Today is Yom HaShoah. Holocaust Remembrance Day. The 27th of Nissan, less than a week after the end of Passover, a holiday on which we celebrate our freedom from slavery and oppression. Our celebration of freedom ended with a “click”, but we are jarred back to reality with the “clack” of our commemoration ceremonies and yellow candles. Maybe we were freed three-thousand years ago. Our oppression barely ended so recently as 1945. It still lingers.
Although it didn’t seem like a day to teach up-beat music to my students in our Religious School as I do each Sunday morning, all students third grade through seventh today sang “Ani Ma’amin”. Each class had different memories about learning about the Holocaust; each class had different feelings about singing the song, hearing its words, and grasping its meaning.
אני מאמין, באמונה שלמה, בביאת המשיח
ואף על פי שיתמהמה, עם כל זה אחכה לו בכל יום – שיבוא
I believe, with wholehearted faith, in the coming of the Messiah.
And even if he is delayed, even with everything, I will wait for him, every day – that he will come.
Even in the depths of our despair, we believe. As Jews, we believe. As human beings, we believe in the goodness of people, despite all else, that a better time will come and that peace will prevail.
When we read texts, we have a tradition of not ending on a sad or angry note.
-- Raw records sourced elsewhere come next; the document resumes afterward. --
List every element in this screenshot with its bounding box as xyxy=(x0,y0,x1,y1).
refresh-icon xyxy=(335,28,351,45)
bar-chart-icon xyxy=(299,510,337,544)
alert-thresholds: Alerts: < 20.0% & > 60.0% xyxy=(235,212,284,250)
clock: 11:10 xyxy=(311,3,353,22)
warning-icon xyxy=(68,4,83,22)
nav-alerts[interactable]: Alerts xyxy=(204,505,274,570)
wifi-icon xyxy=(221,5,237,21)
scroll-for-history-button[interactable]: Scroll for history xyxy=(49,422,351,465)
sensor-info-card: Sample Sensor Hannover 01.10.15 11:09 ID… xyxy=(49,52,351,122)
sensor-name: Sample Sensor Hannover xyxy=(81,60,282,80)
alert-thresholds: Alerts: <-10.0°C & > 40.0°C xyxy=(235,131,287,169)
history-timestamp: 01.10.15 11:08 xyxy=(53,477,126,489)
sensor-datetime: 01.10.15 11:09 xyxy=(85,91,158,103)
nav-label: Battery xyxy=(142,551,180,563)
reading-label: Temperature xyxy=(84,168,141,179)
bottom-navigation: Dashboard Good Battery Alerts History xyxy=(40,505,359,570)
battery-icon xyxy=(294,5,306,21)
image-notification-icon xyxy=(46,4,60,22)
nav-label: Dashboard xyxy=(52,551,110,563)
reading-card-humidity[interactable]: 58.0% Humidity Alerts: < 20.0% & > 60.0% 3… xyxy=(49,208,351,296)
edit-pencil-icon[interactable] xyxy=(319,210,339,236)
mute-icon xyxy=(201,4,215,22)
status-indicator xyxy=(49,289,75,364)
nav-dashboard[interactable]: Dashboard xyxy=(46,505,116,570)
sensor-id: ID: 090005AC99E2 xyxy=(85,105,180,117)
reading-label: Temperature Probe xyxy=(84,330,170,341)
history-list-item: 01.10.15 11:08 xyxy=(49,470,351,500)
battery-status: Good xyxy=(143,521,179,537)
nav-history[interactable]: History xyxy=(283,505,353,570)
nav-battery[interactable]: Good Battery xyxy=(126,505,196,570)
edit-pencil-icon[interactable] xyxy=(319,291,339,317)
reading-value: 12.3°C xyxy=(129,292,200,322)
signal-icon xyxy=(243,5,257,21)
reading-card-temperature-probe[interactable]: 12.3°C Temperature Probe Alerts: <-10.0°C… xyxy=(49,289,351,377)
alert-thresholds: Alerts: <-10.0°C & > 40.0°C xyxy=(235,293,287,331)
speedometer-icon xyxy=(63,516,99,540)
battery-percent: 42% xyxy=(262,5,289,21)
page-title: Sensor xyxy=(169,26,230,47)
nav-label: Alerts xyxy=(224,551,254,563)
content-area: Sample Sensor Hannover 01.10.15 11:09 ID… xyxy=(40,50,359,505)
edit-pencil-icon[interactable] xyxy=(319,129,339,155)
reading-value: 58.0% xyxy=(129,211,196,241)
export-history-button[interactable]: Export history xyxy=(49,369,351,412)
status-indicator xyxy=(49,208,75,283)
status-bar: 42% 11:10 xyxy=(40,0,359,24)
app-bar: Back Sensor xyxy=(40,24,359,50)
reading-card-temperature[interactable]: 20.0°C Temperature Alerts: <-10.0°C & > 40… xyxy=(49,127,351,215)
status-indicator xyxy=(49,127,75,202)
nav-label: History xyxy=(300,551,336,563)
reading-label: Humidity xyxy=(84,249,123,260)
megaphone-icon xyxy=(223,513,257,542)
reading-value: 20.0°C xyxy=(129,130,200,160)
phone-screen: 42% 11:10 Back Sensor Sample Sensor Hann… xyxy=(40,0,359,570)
Often times we add a verse at the end of a negatively or reproachfully themed haftarah in order to rest on a more hopeful idea. My classes today ended by singing “Oseh Shalom,” Judaism’s universal prayer for peace, and “HaTikvah,” the national anthem of the State of Israel, as we prepare for our celebration of the State of Israel with Yom Ha’Atzma’ut next week.
Although the tragedy feels long gone and far removed, it still lingers. We still feel the jolt back to reality as we put the death tolls into perspective for our students, as we show them what it meant to us, our parents and grandparents, and theirs, to remember those who perished.